Another case in the line of cases holding parties to their commitments to mediate before filing suit.
Earlier this month, in Adams v. Newport Crest Homeowners Association, 2009 WL 2875361,
(Cal.App. 4 Dist., 2009), a California appellate court upheld the dismissal of a case on the grounds that the plaintiff failed to pursue mediation prior to seeking judicial relief. The agreement to mediate appeared in the settlement of a prior dispute, and that settlement was entered as a judgment of the court. As a result, I think this case might reasonably be read more as a case about failure to comply with a judicial order to mediate than as a case about failure to adhere to a contractual obligation to mediate. Or perhaps it is a hybrid between the two. In either event, the result was the same.
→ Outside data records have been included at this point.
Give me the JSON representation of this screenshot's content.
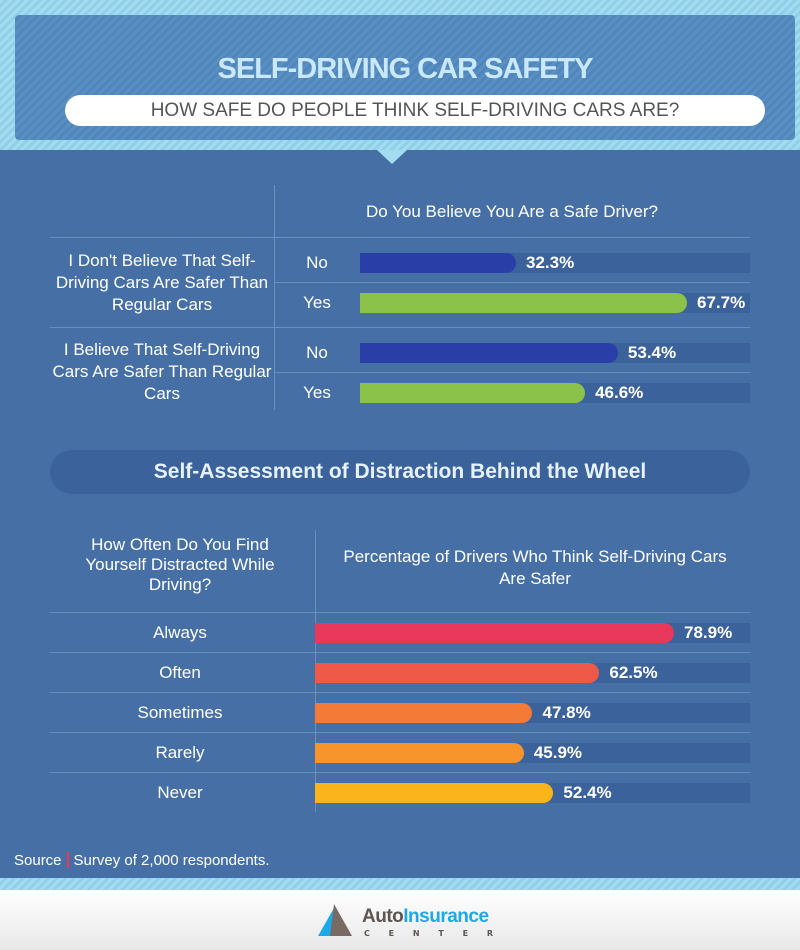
{
  "header": {
    "title": "SELF-DRIVING CAR SAFETY",
    "subtitle": "HOW SAFE DO PEOPLE THINK SELF-DRIVING CARS ARE?"
  },
  "chart_data": [
    {
      "type": "bar",
      "title": "Do You Believe You Are a Safe Driver?",
      "groups": [
        {
          "label": "I Don't Believe That Self-Driving Cars Are Safer Than Regular Cars",
          "rows": [
            {
              "category": "No",
              "value": 32.3,
              "label": "32.3%"
            },
            {
              "category": "Yes",
              "value": 67.7,
              "label": "67.7%"
            }
          ]
        },
        {
          "label": "I Believe That Self-Driving Cars Are Safer Than Regular Cars",
          "rows": [
            {
              "category": "No",
              "value": 53.4,
              "label": "53.4%"
            },
            {
              "category": "Yes",
              "value": 46.6,
              "label": "46.6%"
            }
          ]
        }
      ],
      "colors": {
        "No": "#2a3ea8",
        "Yes": "#8bc34a"
      }
    },
    {
      "type": "bar",
      "title": "Self-Assessment of Distraction Behind the Wheel",
      "row_header": "How Often Do You Find Yourself Distracted While Driving?",
      "col_header": "Percentage of Drivers Who Think Self-Driving Cars Are Safer",
      "categories": [
        "Always",
        "Often",
        "Sometimes",
        "Rarely",
        "Never"
      ],
      "values": [
        78.9,
        62.5,
        47.8,
        45.9,
        52.4
      ],
      "labels": [
        "78.9%",
        "62.5%",
        "47.8%",
        "45.9%",
        "52.4%"
      ],
      "colors": [
        "#e8395c",
        "#ef5a48",
        "#f47a38",
        "#f7952c",
        "#fbb41a"
      ]
    }
  ],
  "source": {
    "label": "Source",
    "text": "Survey of 2,000 respondents."
  },
  "logo": {
    "auto": "Auto",
    "insurance": "Insurance",
    "center": "C E N T E R"
  }
}
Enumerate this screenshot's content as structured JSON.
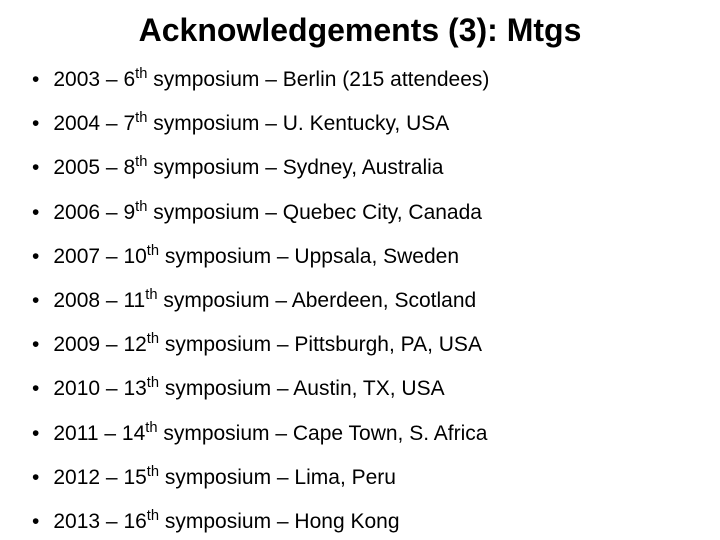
{
  "title": "Acknowledgements (3): Mtgs",
  "word_symposium": " symposium ",
  "separator": " – ",
  "bullet_char": "•",
  "title_fontsize": 32,
  "body_fontsize": 21,
  "background_color": "#ffffff",
  "text_color": "#000000",
  "items": [
    {
      "year": "2003",
      "ord_num": "6",
      "ord_suffix": "th",
      "location": "Berlin (215 attendees)"
    },
    {
      "year": "2004",
      "ord_num": "7",
      "ord_suffix": "th",
      "location": "U. Kentucky, USA"
    },
    {
      "year": "2005",
      "ord_num": "8",
      "ord_suffix": "th",
      "location": "Sydney, Australia"
    },
    {
      "year": "2006",
      "ord_num": "9",
      "ord_suffix": "th",
      "location": "Quebec City, Canada"
    },
    {
      "year": "2007",
      "ord_num": "10",
      "ord_suffix": "th",
      "location": "Uppsala, Sweden"
    },
    {
      "year": "2008",
      "ord_num": "11",
      "ord_suffix": "th",
      "location": "Aberdeen, Scotland"
    },
    {
      "year": "2009",
      "ord_num": "12",
      "ord_suffix": "th",
      "location": "Pittsburgh, PA, USA"
    },
    {
      "year": "2010",
      "ord_num": "13",
      "ord_suffix": "th",
      "location": "Austin, TX, USA"
    },
    {
      "year": "2011",
      "ord_num": "14",
      "ord_suffix": "th",
      "location": "Cape Town, S. Africa"
    },
    {
      "year": "2012",
      "ord_num": "15",
      "ord_suffix": "th",
      "location": "Lima, Peru"
    },
    {
      "year": "2013",
      "ord_num": "16",
      "ord_suffix": "th",
      "location": "Hong Kong"
    }
  ]
}
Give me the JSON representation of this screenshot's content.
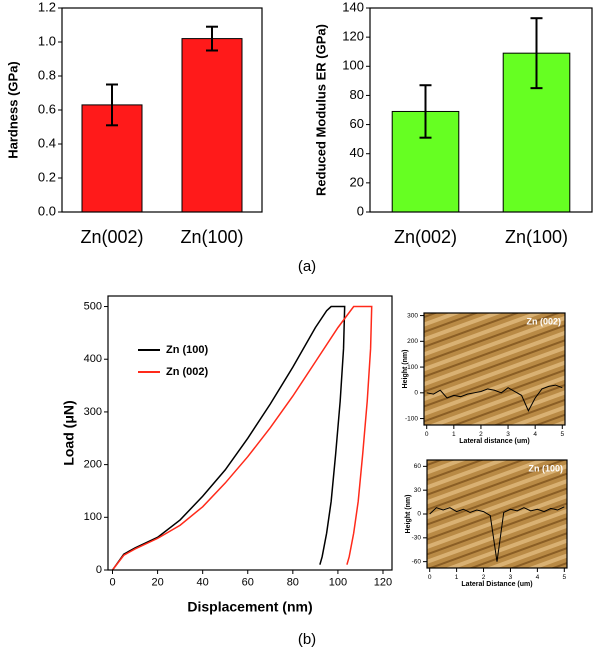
{
  "captions": [
    "(a)",
    "(b)"
  ],
  "chart_data": [
    {
      "type": "bar",
      "y_label": "Hardness (GPa)",
      "categories": [
        "Zn(002)",
        "Zn(100)"
      ],
      "values": [
        0.63,
        1.02
      ],
      "errors": [
        0.12,
        0.07
      ],
      "color": "#ff1a1a",
      "ylim": [
        0,
        1.2
      ],
      "yticks": [
        {
          "value": 0,
          "label": "0.0"
        },
        0.2,
        0.4,
        0.6,
        0.8,
        {
          "value": 1,
          "label": "1.0"
        },
        1.2
      ]
    },
    {
      "type": "bar",
      "y_label": "Reduced Modulus ER (GPa)",
      "categories": [
        "Zn(002)",
        "Zn(100)"
      ],
      "values": [
        69,
        109
      ],
      "errors": [
        18,
        24
      ],
      "color": "#66ff22",
      "ylim": [
        0,
        140
      ],
      "yticks": [
        0,
        20,
        40,
        60,
        80,
        100,
        120,
        140
      ]
    },
    {
      "type": "line",
      "x_label": "Displacement (nm)",
      "y_label": "Load (μN)",
      "legend": "upper left",
      "xlim": [
        -2,
        124
      ],
      "xticks": [
        0,
        20,
        40,
        60,
        80,
        100,
        120
      ],
      "ylim": [
        0,
        520
      ],
      "yticks": [
        0,
        100,
        200,
        300,
        400,
        500
      ],
      "series": [
        {
          "name": "Zn (100)",
          "color": "#000000",
          "x": [
            0,
            5,
            10,
            20,
            30,
            40,
            50,
            60,
            70,
            80,
            90,
            95,
            97,
            103,
            102.5,
            101,
            99,
            97,
            95,
            93,
            92
          ],
          "values": [
            0,
            30,
            42,
            62,
            95,
            140,
            190,
            250,
            315,
            385,
            460,
            492,
            500,
            500,
            420,
            320,
            220,
            130,
            70,
            25,
            10
          ]
        },
        {
          "name": "Zn (002)",
          "color": "#ff2a1a",
          "x": [
            0,
            5,
            10,
            20,
            30,
            40,
            50,
            60,
            70,
            80,
            90,
            100,
            107,
            115,
            114.5,
            113,
            111,
            109,
            107,
            105,
            104
          ],
          "values": [
            0,
            28,
            40,
            60,
            85,
            120,
            165,
            215,
            270,
            330,
            395,
            460,
            500,
            500,
            420,
            320,
            220,
            130,
            70,
            25,
            10
          ]
        }
      ]
    },
    {
      "type": "line",
      "title": "Zn (002)",
      "x_label": "Lateral distance (um)",
      "y_label": "Height (nm)",
      "xlim": [
        -0.1,
        5.1
      ],
      "xticks": [
        0,
        1,
        2,
        3,
        4,
        5
      ],
      "ylim": [
        -125,
        310
      ],
      "yticks": [
        -100,
        0,
        100,
        200,
        300
      ],
      "series": [
        {
          "color": "#000000",
          "x": [
            0,
            0.25,
            0.5,
            0.75,
            1,
            1.25,
            1.5,
            1.75,
            2,
            2.25,
            2.5,
            2.75,
            3,
            3.25,
            3.5,
            3.75,
            4,
            4.25,
            4.5,
            4.75,
            5
          ],
          "values": [
            0,
            -5,
            10,
            -20,
            -10,
            -15,
            -5,
            0,
            5,
            15,
            10,
            0,
            20,
            5,
            -10,
            -70,
            -20,
            15,
            25,
            30,
            20
          ]
        }
      ]
    },
    {
      "type": "line",
      "title": "Zn (100)",
      "x_label": "Lateral Distance (um)",
      "y_label": "Height (nm)",
      "xlim": [
        -0.1,
        5.1
      ],
      "xticks": [
        0,
        1,
        2,
        3,
        4,
        5
      ],
      "ylim": [
        -68,
        68
      ],
      "yticks": [
        -60,
        -30,
        0,
        30,
        60
      ],
      "series": [
        {
          "color": "#000000",
          "x": [
            0,
            0.25,
            0.5,
            0.75,
            1,
            1.25,
            1.5,
            1.75,
            2,
            2.25,
            2.5,
            2.75,
            3,
            3.25,
            3.5,
            3.75,
            4,
            4.25,
            4.5,
            4.75,
            5
          ],
          "values": [
            0,
            8,
            5,
            8,
            3,
            6,
            2,
            5,
            3,
            -2,
            -60,
            2,
            6,
            4,
            8,
            4,
            6,
            3,
            7,
            5,
            9
          ]
        }
      ]
    }
  ]
}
As I posted in an earlier blog entry, these cases that treat mediation as a jurisdictional prerequisite are fascinating. It’s true that one could discharge this obligation to mediate without significant cost in most cases. (It’s an agreement to mediate, not an agreement to agree, not even an agreement to make an offer of a particular flavor.) But these cases do raise the likelihood that we’ll see even more litigation about what it means to mediate. Most of these contractual obligations do not include explicit good faith requirements, as far as I know, but it’s no stretch to imagine pieces of the “good faith” framework being incorporated into an analysis of whether a set of mediation behaviors amounts to discharging a contractual duty to mediate.